What happens is that as the content in the text box grows, performance gets slower and slower just in updating the text box..


Answer

Hi Chilkat,

this can't be our problem. As described in http://www.chilkatforum.com/questions/3586/ios-ckotarprogress-how-to-use-it-correctly-for-untar/3589 our event callback only logs the next-tar event to console:

- (void)NextTarFile: (NSString *)fileName
       fileSize: (NSNumber *)fileSize
   bIsDirectory: (BOOL)bIsDirectory
           skip: (BOOL *)skip
{
 NSLog(@"UNTARCHILKATPROGRESS NEXTTARFILE: %@ FILESIZE: %@ BISDIRECTORY: %c SKIP: %s", fileName, fileSize, bIsDirectory, skip);
}

I'll mail you two links for downloading TAR-Files, the small one and the "large" one.
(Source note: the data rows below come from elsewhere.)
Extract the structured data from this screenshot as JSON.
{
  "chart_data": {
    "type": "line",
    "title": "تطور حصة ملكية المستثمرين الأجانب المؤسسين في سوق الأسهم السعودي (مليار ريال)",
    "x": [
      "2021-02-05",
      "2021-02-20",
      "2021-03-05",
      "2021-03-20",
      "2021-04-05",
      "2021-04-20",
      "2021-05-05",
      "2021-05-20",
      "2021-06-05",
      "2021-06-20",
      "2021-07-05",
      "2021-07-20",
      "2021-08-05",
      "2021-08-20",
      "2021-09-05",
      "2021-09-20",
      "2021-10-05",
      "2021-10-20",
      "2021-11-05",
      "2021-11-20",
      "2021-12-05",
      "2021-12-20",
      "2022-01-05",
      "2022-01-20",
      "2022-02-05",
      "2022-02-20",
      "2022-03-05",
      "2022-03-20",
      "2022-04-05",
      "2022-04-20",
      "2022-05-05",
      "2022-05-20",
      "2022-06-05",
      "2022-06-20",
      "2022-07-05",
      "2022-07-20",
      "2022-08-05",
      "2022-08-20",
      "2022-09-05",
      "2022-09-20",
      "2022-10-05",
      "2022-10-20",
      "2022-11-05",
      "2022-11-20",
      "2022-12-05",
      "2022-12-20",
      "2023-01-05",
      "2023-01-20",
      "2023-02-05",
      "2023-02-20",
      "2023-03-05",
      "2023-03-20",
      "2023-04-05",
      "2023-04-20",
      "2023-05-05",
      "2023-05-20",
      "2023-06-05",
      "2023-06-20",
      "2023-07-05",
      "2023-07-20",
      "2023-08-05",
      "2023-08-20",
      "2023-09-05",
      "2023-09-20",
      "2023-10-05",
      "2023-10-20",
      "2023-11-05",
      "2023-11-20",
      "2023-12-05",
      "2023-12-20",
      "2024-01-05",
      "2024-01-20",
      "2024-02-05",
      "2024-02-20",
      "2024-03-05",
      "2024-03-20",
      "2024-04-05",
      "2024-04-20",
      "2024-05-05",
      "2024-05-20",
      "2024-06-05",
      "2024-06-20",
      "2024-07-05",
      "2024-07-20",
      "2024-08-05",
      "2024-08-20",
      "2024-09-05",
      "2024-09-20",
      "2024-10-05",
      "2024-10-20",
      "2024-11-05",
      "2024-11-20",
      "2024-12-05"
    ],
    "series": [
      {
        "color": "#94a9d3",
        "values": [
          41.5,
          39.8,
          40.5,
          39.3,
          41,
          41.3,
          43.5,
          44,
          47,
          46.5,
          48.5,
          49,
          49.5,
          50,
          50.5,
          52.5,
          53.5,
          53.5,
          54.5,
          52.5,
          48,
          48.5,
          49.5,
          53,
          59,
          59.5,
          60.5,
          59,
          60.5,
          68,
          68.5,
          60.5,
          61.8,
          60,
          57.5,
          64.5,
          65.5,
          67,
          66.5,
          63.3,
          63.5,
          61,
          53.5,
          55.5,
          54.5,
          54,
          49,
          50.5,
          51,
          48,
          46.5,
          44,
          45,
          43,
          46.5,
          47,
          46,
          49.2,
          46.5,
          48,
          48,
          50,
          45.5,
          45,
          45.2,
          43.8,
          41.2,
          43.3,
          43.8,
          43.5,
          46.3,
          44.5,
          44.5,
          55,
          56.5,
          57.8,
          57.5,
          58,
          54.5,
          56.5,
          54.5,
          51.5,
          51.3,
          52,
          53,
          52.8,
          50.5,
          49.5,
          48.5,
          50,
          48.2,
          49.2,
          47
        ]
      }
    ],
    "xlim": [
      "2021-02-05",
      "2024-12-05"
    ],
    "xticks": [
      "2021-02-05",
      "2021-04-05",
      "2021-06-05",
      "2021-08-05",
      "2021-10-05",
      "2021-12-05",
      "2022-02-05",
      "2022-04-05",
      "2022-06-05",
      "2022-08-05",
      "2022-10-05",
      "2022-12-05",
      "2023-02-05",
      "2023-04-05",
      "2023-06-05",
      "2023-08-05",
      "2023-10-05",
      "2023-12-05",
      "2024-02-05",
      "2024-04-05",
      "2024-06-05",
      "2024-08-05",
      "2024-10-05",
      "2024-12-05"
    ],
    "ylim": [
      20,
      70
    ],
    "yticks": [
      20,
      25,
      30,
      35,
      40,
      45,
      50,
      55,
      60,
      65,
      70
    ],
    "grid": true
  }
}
To untar the files in the small one it takes milliseconds per "extracted" file. To untar the files in the "large" one, it takes seconds per "extracted" file. All on iOS device, not in simulator. iOS device is an iPad3.

Greetings, disy.


Answer

Hi Chilkat,

I can't send you a message via the contact formula, the message field is always marked as "this field is required", even though I've typed my message. So here comes the message:

Here are the two links for the TAR files: Small: Link removed Large: Link removed

Untar the whole file at once on an iOS device (we tested iPad3): Untar the small file on iOS device (iPad3): Each file included in the TAR takes milliseconds to be "extracted" (you can see this by logging the event callback). Untar the large file on iOS device (iPad3): Each file included in the TAR takes one to several seconds to be "extracted" (you can see this by logging the event callback). With our old open source library, the performance to "extract" files is the same with small files and big files up to 3-4GB. Greetings, disy.